Le Fonds de lutte contre la violence liée aux armes à feu et aux gangs de Sécurité publique Canada a permis au ministère de la Justice et de la Sécurité publique de mettre en œuvre son plan quinquennal de lutte contre la violence liée aux armes à feu et aux gangs. Dans le cadre de ce plan, la province a mis en place un Fonds de subvention conditionnelle pour appuyer la prévention de la criminalité afin de faciliter les activités de prévention de la criminalité à l’échelle locale. Le PCAP a reçu un financement pour poursuivre le modèle à Saint John et l’offrir à d’autres endroits, de 2022 à 2025.
Principales conclusions des études canadiennes d'évaluation des résultats
Étude 1
Une étude préliminaire et descriptive sur les répercussions du projet pilote du PCAP a été menée par Gander et ses collègues en 2023. Les chercheurs ont examiné les résultats liés à 71 clientes du PCAP au Nouveau-Brunswick afin d’étudier les répercussions du programme sur la vie des personnes enceintes qui consomment des substances. Publication de Gander et coll. (2023).
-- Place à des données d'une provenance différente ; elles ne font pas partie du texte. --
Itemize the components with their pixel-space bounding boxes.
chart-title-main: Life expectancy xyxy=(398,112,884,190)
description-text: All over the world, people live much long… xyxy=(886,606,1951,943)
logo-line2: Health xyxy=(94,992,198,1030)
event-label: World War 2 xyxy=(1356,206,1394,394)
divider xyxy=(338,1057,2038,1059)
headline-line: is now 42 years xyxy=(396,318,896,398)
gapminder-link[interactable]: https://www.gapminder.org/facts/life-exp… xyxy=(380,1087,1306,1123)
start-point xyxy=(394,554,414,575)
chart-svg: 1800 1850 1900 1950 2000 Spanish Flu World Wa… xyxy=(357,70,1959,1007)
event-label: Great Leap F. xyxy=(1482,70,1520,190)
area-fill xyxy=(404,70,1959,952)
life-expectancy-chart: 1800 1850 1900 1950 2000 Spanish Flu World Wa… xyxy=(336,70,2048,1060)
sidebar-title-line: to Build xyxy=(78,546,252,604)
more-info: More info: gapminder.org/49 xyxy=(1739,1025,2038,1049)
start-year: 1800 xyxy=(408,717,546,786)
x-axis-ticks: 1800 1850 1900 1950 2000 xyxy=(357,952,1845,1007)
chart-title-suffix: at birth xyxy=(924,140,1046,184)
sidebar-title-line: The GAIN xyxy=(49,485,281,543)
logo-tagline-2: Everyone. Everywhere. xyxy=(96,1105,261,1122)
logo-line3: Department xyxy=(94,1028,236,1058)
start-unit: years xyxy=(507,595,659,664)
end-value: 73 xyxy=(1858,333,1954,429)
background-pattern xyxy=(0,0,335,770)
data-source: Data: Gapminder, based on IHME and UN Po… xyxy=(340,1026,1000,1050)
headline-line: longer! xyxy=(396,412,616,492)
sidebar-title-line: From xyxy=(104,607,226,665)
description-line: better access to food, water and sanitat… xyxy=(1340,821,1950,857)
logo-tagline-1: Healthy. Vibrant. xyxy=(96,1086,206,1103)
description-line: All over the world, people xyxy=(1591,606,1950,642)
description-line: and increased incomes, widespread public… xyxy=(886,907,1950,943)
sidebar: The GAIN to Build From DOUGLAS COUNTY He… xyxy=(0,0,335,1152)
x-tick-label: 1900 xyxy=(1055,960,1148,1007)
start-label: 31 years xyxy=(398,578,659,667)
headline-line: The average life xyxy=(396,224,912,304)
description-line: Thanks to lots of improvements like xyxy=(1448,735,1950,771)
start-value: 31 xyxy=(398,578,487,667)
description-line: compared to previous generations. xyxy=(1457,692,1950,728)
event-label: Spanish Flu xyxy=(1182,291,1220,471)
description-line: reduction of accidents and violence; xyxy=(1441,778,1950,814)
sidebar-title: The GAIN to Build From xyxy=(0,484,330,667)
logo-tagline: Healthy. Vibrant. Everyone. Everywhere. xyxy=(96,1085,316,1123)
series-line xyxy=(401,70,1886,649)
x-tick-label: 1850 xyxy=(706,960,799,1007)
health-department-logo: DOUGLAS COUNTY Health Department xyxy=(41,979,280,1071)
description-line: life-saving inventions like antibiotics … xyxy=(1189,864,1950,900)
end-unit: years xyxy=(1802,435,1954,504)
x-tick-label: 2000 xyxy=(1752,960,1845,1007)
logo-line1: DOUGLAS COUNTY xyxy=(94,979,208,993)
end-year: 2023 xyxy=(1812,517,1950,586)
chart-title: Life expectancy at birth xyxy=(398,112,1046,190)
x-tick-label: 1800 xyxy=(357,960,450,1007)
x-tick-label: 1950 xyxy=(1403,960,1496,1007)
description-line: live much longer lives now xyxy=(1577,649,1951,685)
Les résultats ont démontré ce qui suit :
- La réduction des obstacles et de la stigmatisation, au moyen d’une approche axée sur la réduction des méfaits, peut aider les familles touchées par la toxicomanie à obtenir des résultats plus sains et à renforcer les liens avec la collectivité.
- En tout, 80 % (n = 8) des grossesses ultérieures (10 au total) ont été considérées comme « n’ayant pas été exposées », ce qui signifie qu’il n’y a pas eu de consommation de substances ou d’alcool pendant la grossesse.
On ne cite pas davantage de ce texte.